Cleaning the Limestone Kitchen Floor
The floor was obviously in need of a proper cleaning and re-seal a very mild dilution of Tile Doctor Pro-Clean applied evenly across the floor and allowed to dwell and penetrate through the soils engrained into the grout. The grout lines were scrubbed with a specialist grout brush to release the soil and a rotary machine with a nylon deck scrubbing brush was used to release the soils from the Limestone tiles.
About half an hour of scrubbing, the remaining slurry was extracted using our truck mounted clean and capture system. This system combines heat, pressure, and vacuum extraction to gently blast engrained soils away from the limestone and the grout lines.

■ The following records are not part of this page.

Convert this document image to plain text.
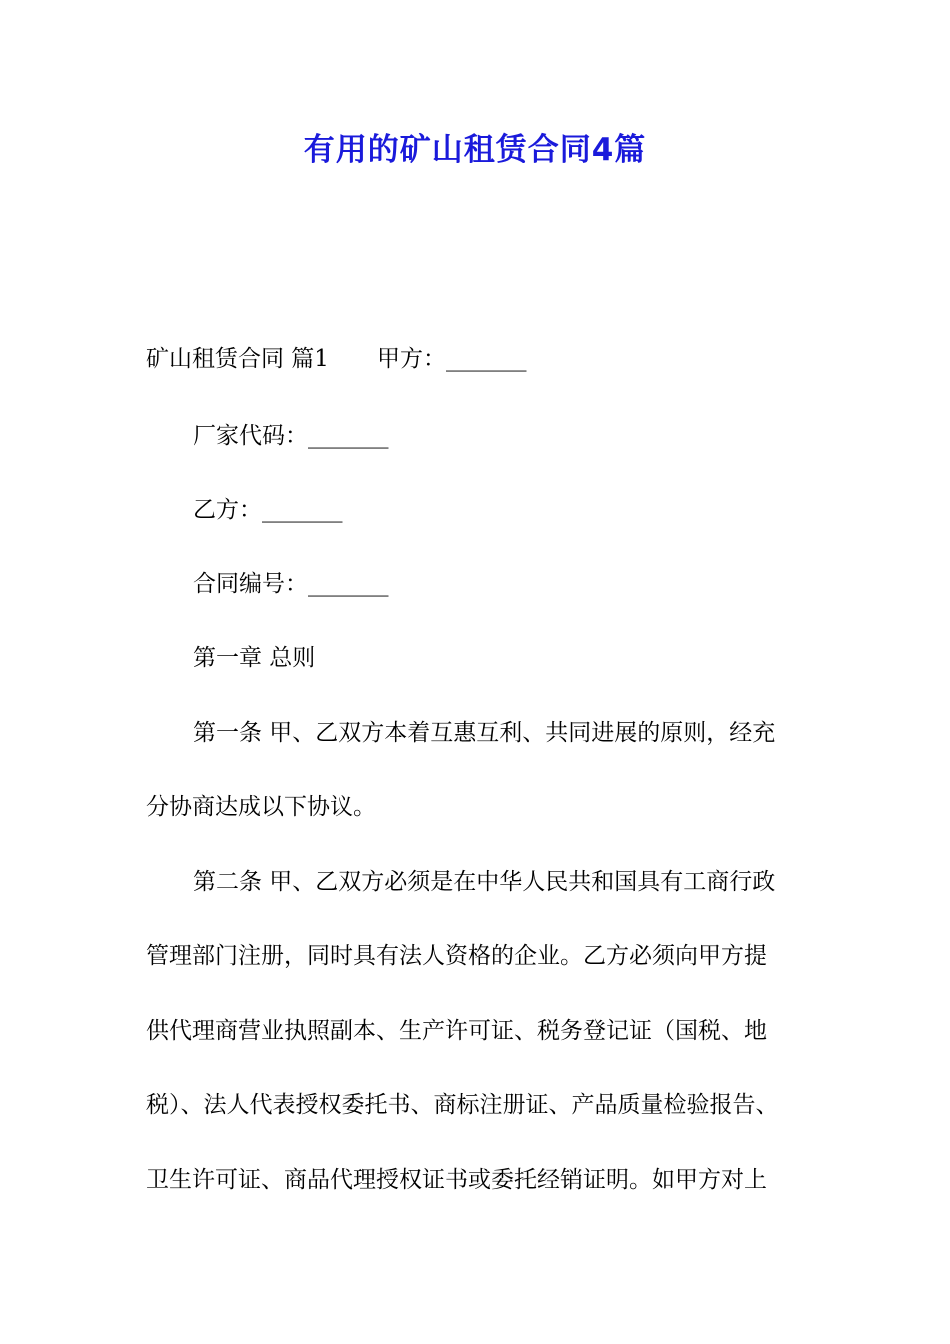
有用的矿山租赁合同4篇
矿山租赁合同 篇1 甲方：_______
厂家代码：_______
乙方：_______
合同编号：_______
第一章 总则
第一条 甲、乙双方本着互惠互利、共同进展的原则，经充
分协商达成以下协议。
第二条 甲、乙双方必须是在中华人民共和国具有工商行政
管理部门注册，同时具有法人资格的企业。乙方必须向甲方提
供代理商营业执照副本、生产许可证、税务登记证（国税、地
税）、法人代表授权委托书、商标注册证、产品质量检验报告、
卫生许可证、商品代理授权证书或委托经销证明。如甲方对上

To get the Limestone really clean a two pad diamond burnishing process was used; normally we use four pads however the customer did not want the stone to be too shiny and reflection was already starting to happen after the second pad had been applied. Using diamonds to refinish calcium stone such as marble, travertine and limestone is the modern chemical free solution to restoring the surface of sedimentary stones.
Sealing the Limestone Floor
After deep clean and refinishing the surface of the limestone, it was allowed to dry for a period of 36 hours, after this a liberal coat of Colour Grow which is a solvent based impregnator was applied to the floor. The sealer was allowed to dry on the surface of the stone for approximately 5 minutes before the excess was buffed away. Buffing the excess away is important to ensure a great, smear free finish.
Before leaving we recommended a system to care for the floor to make sure it continues to look as good as the day we left. Also we recently contact the client to check everything was okay and I’m proud to confirm they are still really happy with the floor and after professional cleaning and sealing is now finding the floor much easier to clean and maintain itself.